Il n'aurait pas dû rougir. — Je... J'ai eu une panne de voiture. Le garagiste avait promis

de la réparer pour samedi. Il n'a pas tenu parole. Elle a tout de suite compris que c'était un mensonge.

Et lorsqu'elle l'a raconté à Paolo, il a su lui aussi que c'était un mensonge puisqu'il devait nous accompagner chez mes tantes.

— J'ai envie d'embrasser ce garagiste, a-t-elle dit. Il m'a permis de vous dire au revoir. Vous êtes tellement sympathique, monsieur Saulieu ! Ah ! le charme de ces Français !
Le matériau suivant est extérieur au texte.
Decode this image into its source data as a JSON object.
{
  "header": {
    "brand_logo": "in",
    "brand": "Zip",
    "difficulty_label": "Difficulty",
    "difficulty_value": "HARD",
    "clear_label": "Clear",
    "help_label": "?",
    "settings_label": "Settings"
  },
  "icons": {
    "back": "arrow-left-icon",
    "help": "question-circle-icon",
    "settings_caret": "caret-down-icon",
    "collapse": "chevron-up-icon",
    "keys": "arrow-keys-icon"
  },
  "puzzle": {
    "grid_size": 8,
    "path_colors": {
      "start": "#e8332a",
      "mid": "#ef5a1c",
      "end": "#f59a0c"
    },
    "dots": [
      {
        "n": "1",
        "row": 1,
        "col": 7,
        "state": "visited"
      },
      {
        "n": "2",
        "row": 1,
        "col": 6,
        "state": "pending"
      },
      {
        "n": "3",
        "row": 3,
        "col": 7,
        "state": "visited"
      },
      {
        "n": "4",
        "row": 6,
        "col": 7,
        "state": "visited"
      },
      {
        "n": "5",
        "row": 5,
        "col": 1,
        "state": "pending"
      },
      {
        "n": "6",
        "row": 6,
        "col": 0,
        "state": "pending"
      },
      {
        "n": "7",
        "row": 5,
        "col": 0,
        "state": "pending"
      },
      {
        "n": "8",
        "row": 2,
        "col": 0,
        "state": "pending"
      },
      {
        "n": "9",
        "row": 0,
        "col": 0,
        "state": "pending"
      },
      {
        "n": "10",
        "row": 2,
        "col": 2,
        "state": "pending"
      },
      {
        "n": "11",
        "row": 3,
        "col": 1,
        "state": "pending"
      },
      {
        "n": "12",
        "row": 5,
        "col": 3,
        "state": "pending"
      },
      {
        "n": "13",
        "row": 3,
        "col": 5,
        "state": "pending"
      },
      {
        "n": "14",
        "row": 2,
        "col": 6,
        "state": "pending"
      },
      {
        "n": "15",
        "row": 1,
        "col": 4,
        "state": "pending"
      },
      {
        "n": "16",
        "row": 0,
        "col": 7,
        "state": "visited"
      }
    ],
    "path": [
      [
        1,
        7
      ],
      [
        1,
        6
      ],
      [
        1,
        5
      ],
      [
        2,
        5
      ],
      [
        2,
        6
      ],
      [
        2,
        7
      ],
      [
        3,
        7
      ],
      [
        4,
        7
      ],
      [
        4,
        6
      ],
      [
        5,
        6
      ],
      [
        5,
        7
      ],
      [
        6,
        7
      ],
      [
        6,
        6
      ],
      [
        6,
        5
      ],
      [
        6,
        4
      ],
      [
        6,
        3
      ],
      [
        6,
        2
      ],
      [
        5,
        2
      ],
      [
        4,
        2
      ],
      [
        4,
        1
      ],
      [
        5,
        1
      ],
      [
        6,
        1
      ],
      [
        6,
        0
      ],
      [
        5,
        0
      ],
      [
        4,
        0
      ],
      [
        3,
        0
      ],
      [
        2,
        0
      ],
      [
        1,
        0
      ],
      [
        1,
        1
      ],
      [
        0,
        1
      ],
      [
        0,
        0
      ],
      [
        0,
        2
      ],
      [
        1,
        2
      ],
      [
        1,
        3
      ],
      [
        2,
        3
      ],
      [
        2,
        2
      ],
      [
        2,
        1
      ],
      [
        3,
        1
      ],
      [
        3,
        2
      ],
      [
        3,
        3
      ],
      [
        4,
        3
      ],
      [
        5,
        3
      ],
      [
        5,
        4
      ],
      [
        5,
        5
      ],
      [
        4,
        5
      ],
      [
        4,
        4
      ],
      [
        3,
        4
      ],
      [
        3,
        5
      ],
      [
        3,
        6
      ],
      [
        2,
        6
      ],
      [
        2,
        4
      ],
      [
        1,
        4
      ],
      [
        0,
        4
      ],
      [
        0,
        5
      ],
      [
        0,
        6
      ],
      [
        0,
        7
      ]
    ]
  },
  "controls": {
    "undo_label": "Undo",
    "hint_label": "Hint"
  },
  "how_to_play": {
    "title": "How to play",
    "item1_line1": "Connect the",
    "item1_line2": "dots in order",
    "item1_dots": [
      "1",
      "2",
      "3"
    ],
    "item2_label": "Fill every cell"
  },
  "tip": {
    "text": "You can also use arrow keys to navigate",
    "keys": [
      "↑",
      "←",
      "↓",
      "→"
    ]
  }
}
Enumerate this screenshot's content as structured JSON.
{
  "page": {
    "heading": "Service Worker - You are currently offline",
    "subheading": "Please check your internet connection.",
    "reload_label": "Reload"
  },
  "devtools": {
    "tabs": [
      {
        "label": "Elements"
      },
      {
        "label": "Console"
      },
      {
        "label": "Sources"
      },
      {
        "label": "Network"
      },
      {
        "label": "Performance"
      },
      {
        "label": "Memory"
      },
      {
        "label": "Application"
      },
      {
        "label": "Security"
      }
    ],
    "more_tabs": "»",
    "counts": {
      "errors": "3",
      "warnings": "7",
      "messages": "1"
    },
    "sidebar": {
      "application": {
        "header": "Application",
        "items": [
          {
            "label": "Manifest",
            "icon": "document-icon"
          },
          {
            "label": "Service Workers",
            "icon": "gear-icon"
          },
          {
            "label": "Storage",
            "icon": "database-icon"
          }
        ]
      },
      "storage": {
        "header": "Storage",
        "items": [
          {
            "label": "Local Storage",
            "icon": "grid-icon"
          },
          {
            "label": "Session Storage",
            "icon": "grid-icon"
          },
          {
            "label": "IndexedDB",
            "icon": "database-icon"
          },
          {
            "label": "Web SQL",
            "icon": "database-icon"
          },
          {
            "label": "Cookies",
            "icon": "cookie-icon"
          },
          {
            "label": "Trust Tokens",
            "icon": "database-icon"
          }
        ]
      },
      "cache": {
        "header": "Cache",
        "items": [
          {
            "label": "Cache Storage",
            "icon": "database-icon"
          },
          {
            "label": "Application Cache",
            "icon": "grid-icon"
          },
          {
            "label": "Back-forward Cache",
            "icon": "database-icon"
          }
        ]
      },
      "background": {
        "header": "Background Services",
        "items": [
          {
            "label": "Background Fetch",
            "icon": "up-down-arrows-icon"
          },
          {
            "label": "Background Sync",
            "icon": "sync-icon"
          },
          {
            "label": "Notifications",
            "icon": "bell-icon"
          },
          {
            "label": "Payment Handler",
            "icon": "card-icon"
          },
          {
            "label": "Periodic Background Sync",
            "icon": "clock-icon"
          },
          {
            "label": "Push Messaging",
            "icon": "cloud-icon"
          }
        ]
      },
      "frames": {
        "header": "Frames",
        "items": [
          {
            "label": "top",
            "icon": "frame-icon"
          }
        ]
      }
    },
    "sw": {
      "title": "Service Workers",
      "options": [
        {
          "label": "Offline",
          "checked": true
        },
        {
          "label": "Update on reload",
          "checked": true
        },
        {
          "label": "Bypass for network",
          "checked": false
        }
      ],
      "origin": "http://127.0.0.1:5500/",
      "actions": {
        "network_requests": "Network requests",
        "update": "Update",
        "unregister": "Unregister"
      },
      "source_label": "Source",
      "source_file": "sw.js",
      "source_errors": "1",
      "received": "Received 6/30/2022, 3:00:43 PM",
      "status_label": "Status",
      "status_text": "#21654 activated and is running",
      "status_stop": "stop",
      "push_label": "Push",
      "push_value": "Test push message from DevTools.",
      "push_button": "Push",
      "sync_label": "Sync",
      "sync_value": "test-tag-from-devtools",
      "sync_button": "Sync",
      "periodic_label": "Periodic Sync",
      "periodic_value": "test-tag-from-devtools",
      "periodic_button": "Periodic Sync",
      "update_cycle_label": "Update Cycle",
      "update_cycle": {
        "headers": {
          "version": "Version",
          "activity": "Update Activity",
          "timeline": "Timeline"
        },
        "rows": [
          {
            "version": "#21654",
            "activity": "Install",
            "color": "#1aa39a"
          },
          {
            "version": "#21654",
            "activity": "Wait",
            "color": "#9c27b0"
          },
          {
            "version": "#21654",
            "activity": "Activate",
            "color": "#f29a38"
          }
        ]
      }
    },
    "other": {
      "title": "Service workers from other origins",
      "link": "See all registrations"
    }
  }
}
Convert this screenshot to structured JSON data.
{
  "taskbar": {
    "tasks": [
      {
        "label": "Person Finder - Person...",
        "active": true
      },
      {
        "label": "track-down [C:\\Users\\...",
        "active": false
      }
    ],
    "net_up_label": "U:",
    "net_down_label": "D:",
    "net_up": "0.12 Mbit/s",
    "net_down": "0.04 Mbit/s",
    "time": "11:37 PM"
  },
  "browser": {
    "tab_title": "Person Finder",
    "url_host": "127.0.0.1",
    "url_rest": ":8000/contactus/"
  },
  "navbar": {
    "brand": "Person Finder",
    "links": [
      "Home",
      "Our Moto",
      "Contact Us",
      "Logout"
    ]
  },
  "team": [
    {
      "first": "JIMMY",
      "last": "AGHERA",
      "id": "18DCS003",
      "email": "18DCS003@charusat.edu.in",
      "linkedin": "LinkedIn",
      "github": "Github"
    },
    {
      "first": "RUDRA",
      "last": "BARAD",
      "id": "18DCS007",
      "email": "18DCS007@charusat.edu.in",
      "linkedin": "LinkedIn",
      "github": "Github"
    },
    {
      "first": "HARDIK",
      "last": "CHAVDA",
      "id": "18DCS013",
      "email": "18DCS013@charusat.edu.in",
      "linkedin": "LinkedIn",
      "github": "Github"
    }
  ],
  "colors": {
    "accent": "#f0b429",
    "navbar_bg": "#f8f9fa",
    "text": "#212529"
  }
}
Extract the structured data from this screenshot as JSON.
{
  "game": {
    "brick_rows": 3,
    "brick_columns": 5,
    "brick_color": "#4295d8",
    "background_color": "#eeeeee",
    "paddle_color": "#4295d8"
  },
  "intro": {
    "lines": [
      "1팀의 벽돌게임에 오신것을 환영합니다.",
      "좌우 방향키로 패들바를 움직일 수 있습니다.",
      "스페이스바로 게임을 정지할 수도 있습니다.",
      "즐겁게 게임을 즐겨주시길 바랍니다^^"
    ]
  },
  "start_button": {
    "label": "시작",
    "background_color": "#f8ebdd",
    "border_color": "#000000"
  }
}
Elle me regardait fixement en lui tendant la main. Il s'est incliné. Sans me quitter des yeux, elle a dit :

. —- Il y a une expression française qui m'a toujours amusée : « avoir un bœuf sur la langue... » C'est bien ainsi qu'on dit, n'est-ce pas, monsieur Saulieu ?

Puis elle est partie très vite et sans se retourner, sur ses hauts talons.

Il faut rentrer. Je crois qu'il n'a pas fait si froid depuis cinq ans. C'est ce que disent les journaux. Depuis l'hiver où maman a giflé Eduardo.

Cette année-là, j'avais acheté une bouteille de cognac. Je l'avais cachée dans mon panier de laines et le soir, quand elle était couchée, j'en buvais un peu. A même le goulot. Si j'en achetais une ? M. Antonioni m'a donné de l'argent. C'était une bonne chaleur. Une chaleur qui descendait dans ma gorge comme une caresse. J'avais chaud pour la nuit. Mais ce n'est pas le froid qui me donne froid. Ce n'est pas la chaleur du cognac qui me réchauf­fera. Mon soleil c'est une main, c'est une voix, c'est une voiture qui s'arrêterait brusquement, un visage qui se pencherait à la portière.

Beaucoup de monde place San Marco. Le receveur du filobus me fait monter quand même. Il y a tant de monde que je peux à peine ouvrir mon sac pour payer. Un homme aux cheveux gris se serre contre moi. Serrez-moi. Serrez-moi fort, vous qui ressem­blez à mon père. Je ne suis pas malheureuse. Je n'ai pas besoin d'être consolée. Je veux seulement qu'on me réchauffe. Parce que j'ai froid.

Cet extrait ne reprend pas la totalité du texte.